By The Tim on December 21st, 2007 at 8:03 AM · 84 Comments

Here’s a great video by a real estate agent over in Virginia that lays out the plain and simple truth to home sellers in today’s market:

And if the video wasn’t entertaining enough for you, check out some of the reaction among other blogging real estate agents around the country. Most of the agents in the various blog comment exchanges reacted positively to the video, but there were some exceptions…

Phoenix agent Greg Swann calls the video “pandering and condescending, insulting to consumers.” Really Greg? I would consider it pandering to tell a customer: “Oh, this home is so fabulous! I’m sure you’ll get top dollar. Don’t worry about declining prices in the comps, this house is special.” This video seems to me to be exactly the opposite of pandering.

Former Mortgage Broker Todd Carpenter says “I think the video is terrible” and calls it “selfish advice.” I can somewhat see the selfish point, since as an agent volume is more important than price. But “terrible”? Really?

Chicago Realtor Ken Smith declares that “this video alone would guarantee I would never use your services if shown to me.”

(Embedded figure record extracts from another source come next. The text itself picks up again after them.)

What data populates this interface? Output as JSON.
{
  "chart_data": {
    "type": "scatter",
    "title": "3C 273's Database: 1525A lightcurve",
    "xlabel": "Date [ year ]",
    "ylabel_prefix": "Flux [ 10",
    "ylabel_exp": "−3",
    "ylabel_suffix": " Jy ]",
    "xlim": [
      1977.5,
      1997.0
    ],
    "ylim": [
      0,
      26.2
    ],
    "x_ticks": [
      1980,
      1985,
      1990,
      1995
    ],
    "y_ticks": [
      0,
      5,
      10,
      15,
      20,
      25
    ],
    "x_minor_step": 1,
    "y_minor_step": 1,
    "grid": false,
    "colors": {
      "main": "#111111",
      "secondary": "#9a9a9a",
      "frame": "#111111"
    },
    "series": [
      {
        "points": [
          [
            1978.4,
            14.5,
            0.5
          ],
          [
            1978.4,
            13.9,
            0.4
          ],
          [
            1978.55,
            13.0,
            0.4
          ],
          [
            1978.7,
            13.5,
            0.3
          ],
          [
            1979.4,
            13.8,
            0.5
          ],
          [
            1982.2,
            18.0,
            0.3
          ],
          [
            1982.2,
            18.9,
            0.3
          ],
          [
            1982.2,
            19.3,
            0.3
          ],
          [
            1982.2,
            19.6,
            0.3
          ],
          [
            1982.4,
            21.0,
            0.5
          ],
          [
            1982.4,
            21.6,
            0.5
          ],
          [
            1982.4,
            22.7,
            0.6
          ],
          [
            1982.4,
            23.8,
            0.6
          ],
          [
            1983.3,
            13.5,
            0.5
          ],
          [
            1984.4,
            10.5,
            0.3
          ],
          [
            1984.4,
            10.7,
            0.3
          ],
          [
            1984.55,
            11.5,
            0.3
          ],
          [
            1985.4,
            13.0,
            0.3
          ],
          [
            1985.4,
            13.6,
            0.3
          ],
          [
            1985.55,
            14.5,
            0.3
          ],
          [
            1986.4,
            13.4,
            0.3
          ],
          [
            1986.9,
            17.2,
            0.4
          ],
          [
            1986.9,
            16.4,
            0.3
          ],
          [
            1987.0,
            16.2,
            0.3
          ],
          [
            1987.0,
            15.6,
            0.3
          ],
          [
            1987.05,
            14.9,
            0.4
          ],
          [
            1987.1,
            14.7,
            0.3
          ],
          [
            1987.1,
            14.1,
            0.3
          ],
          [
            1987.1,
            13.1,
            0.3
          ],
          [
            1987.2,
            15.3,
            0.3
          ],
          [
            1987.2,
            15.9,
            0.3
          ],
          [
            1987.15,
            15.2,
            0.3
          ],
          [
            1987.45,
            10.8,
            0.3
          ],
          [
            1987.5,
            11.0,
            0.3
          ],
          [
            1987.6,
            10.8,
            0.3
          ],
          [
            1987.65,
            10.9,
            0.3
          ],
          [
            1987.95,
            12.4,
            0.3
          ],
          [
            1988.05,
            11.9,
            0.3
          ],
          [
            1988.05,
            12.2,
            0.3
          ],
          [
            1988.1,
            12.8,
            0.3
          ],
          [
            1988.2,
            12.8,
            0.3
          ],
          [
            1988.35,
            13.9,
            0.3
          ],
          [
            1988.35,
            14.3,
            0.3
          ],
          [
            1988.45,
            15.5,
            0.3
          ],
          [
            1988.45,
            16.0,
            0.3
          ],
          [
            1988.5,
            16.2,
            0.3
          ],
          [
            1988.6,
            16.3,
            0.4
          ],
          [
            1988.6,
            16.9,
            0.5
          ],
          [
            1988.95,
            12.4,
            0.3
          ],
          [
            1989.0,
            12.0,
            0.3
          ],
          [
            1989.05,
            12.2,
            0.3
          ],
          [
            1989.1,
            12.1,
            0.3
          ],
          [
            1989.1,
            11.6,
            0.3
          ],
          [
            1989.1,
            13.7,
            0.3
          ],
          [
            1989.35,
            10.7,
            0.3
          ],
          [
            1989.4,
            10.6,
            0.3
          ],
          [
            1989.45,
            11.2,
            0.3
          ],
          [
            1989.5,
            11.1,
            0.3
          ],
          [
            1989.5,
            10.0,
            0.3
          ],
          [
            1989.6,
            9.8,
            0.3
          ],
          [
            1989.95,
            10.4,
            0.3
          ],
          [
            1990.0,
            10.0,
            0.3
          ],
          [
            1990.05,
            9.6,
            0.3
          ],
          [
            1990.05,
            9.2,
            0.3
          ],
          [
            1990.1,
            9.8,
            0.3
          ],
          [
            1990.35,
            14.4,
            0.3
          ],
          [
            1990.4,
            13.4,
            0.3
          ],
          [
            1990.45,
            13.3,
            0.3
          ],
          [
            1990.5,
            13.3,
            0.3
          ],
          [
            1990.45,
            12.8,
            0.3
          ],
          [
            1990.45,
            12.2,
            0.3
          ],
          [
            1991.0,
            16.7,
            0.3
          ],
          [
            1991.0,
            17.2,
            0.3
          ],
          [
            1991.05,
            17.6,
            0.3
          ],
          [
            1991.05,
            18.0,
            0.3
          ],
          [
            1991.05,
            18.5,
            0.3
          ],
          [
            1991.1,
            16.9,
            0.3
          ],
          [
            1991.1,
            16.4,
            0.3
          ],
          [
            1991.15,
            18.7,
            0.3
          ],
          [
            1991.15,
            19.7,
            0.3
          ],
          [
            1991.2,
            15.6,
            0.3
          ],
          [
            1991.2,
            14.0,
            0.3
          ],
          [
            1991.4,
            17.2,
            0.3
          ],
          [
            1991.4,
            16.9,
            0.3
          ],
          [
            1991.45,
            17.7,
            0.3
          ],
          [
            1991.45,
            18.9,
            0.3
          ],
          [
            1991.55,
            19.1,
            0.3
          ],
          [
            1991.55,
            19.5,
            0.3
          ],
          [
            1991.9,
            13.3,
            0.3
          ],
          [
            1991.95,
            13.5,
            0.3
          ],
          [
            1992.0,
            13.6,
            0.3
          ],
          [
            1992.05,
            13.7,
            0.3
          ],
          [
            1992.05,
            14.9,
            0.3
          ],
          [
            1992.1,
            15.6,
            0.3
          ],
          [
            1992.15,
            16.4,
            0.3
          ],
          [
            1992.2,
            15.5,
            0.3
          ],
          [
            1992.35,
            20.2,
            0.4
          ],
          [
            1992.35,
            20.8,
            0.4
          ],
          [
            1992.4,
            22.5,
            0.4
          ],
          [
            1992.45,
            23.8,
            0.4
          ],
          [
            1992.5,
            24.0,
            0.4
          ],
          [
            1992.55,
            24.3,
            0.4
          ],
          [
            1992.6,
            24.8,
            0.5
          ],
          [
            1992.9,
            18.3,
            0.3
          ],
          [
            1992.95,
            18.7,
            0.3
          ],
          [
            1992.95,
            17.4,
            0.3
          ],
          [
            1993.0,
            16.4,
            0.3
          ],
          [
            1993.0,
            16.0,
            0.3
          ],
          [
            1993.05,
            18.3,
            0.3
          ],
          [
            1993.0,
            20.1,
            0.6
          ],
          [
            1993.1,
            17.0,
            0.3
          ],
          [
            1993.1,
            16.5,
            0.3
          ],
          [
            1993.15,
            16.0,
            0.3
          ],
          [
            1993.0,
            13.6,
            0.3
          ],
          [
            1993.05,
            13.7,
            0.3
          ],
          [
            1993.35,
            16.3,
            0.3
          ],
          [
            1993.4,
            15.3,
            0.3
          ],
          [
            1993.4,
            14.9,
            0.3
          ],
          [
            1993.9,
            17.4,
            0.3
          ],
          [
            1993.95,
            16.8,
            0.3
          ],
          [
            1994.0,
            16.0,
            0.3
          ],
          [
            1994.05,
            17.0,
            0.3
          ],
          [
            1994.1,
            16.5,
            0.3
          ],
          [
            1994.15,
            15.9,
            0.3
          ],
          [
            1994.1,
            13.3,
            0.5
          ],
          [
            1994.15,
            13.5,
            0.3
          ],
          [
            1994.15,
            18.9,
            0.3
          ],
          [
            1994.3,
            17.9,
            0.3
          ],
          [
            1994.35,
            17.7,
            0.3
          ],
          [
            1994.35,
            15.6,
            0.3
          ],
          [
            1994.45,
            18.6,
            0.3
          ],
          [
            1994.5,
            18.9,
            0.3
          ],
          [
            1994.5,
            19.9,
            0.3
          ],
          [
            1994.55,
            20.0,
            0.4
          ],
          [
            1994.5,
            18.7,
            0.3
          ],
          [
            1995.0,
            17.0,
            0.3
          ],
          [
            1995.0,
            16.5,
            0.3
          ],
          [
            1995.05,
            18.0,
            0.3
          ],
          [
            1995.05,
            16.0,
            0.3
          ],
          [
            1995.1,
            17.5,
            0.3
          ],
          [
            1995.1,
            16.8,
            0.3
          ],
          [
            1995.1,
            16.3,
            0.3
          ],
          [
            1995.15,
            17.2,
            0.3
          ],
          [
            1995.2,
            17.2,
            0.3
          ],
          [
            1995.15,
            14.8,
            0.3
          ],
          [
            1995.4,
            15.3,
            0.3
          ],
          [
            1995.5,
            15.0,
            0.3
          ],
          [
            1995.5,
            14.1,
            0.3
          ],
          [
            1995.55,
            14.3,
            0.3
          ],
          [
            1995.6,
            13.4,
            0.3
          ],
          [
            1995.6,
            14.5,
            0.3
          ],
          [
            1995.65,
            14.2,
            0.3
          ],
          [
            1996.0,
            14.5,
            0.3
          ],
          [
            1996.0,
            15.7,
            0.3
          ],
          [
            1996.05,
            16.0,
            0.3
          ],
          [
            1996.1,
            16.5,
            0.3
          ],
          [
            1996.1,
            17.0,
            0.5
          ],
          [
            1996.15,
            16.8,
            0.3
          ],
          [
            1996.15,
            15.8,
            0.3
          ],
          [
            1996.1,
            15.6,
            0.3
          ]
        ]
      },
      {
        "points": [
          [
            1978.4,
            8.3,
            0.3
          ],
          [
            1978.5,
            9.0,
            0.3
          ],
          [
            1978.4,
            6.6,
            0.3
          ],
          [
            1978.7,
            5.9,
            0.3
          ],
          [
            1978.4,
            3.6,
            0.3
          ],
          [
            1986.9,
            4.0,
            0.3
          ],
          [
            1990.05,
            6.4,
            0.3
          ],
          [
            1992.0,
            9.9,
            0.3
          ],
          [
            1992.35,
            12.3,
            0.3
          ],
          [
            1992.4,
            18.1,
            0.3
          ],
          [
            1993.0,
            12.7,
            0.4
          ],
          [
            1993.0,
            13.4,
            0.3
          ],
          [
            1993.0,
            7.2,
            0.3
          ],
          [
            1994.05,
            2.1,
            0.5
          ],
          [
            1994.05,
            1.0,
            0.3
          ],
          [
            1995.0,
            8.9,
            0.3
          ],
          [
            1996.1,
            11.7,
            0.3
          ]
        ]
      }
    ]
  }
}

I find it quite amusing that such a simple concept can be so appalling to some people “in the business.” As an industry outsider and some-day home buyer, I find straightforward, honest content like this to be refreshing. If I was considering using an agent to sell a home and was shown this video, I would think “how nice that they are willing to be honest with me,” not “I love it when salespeople treat me like a moron.,” which is what Mr. Swann thinks “consumers” would say.

Hat tip: Dustin Luther’s (of RCG fame) shared Google Reader feed.